On the second day of a conference, I awoke to a 7 a.m. phone call from my dad. “Azmi, your grandfather had a brain hemorrhage and was admitted to the hospital.” I told my dad I’d fly out to meet him that day, but he encouraged me to stay to present my research. By the time I arrived the following night—poster and conference clothes in hand—my grandfather had passed away. The rush of grief was overwhelming. Over the next few days, I focused on my family and helped plan the funeral. Then, when the time came to get back to work, I developed a self-care plan and communicated my needs to others. I knew what to do thanks to a mental health first aid course I had taken, which taught me how to care for myself as well as others.
After finishing my Ph.D. in the fateful spring of 2020, I had been unemployed for 4 months, so I was excited to start my postdoc, moving 3000 kilometers across the country in the middle of the pandemic. Yet something felt off. Workplace hours were staggered and much of the inperson training for my projects was virtual. I was lucky to have a supportive supervisor, but I did not know anyone outside my direct colleagues in the lab. I coped with my feelings of anxiety and isolation by burying myself in work, putting in long hours at the bench.
After getting involved with my postdoctoral association’s advocacy committee, I quickly saw that many incoming postdocs were facing similar troubles. Wanting to do what I could to help, I took on the role of disseminating information about work-life balance and mental health, announcing seminars, meditation sessions, and mental well-being programs.
One day, the organizers of a mental health first aid course asked me to send out an announcement. I was intrigued. I had never dealt with a mental health emergency. But it struck me that if I wanted to be the best advocate for my community, I should lead by example and take the course myself.
A key lesson was that no one should struggle alone.
- Azmi Ahmad
- Yale University
When training day came, I expected to mostly learn about how to handle emergencies. But the 6-hour session was much more broad ranging, covering how to deal with chronic situations and what to do to take care of yourself. A key lesson was that no one should struggle alone, and that it’s important to develop a self-care plan by thinking about the people, programs, and activities in your support network that can help you deal with mental health challenges.
After taking the course, I felt more confident in my ability to defuse difficult situations and direct people toward professional help should I ever come across an emergency. The training helped me become a better listener. For instance, I’ve learned to be mindful of my body language—to make eye contact, maintain a soft tone, and focus on being present and actively listening. When a friend reached out to say they felt dismissed at work and wanted to quit, I listened and gave reassurance as best I could. I’ve also found I can listen more attentively to my own thoughts and feelings and identify steps to help me feel better.

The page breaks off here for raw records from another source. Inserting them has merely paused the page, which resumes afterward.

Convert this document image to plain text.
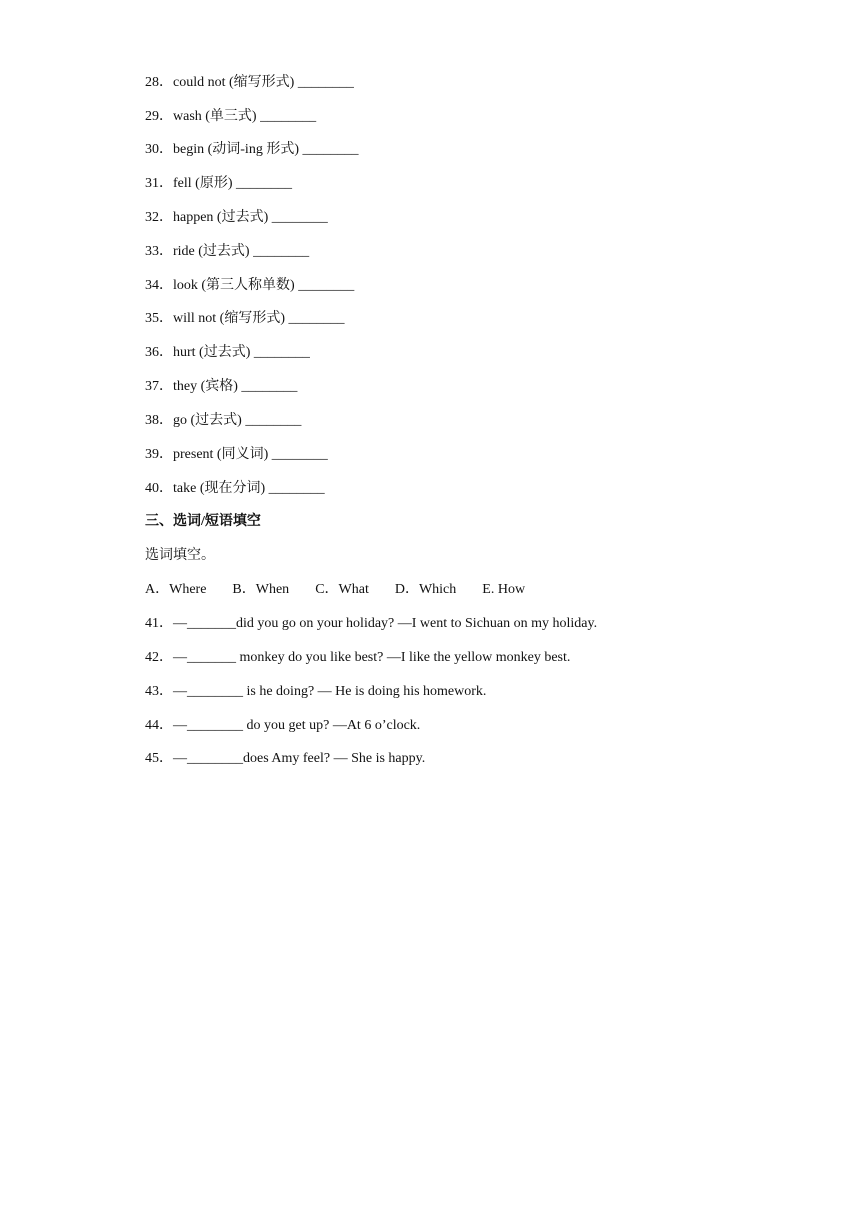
28．could not (缩写形式) ________
29．wash (单三式) ________
30．begin (动词-ing 形式) ________
31．fell (原形) ________
32．happen (过去式) ________
33．ride (过去式) ________
34．look (第三人称单数) ________
35．will not (缩写形式) ________
36．hurt (过去式) ________
37．they (宾格) ________
38．go (过去式) ________
39．present (同义词) ________
40．take (现在分词) ________
三、选词/短语填空
选词填空。
A．Where B．When C．What D．Which E. How
41．—_______did you go on your holiday? —I went to Sichuan on my holiday.
42．—_______ monkey do you like best? —I like the yellow monkey best.
43．—________ is he doing? — He is doing his homework.
44．—________ do you get up? —At 6 o’clock.
45．—________does Amy feel? — She is happy.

When my grandfather died, I didn’t bury myself in work as I had done in the past. Instead, I put my well-being first and reached out to others who could help me. I told my adviser that I’d need to take a break and miss a lab meeting, and he understood. I created a physical health plan—adding more exercise to my daily routine—and took time each morning to practice guided meditation. I also opened up about my feelings with close friends, who were supportive and would then regularly check in on how I was doing. These steps didn’t magically erase my grief. But they helped me work through it and connect with those around me.
You don’t need a formal course. But develop your own mental health first aid kid with self-care strategies, and don’t be afraid to connect with others. Academia—and life in general—can be challenging. We’re better off when we can rely on others and support ourselves.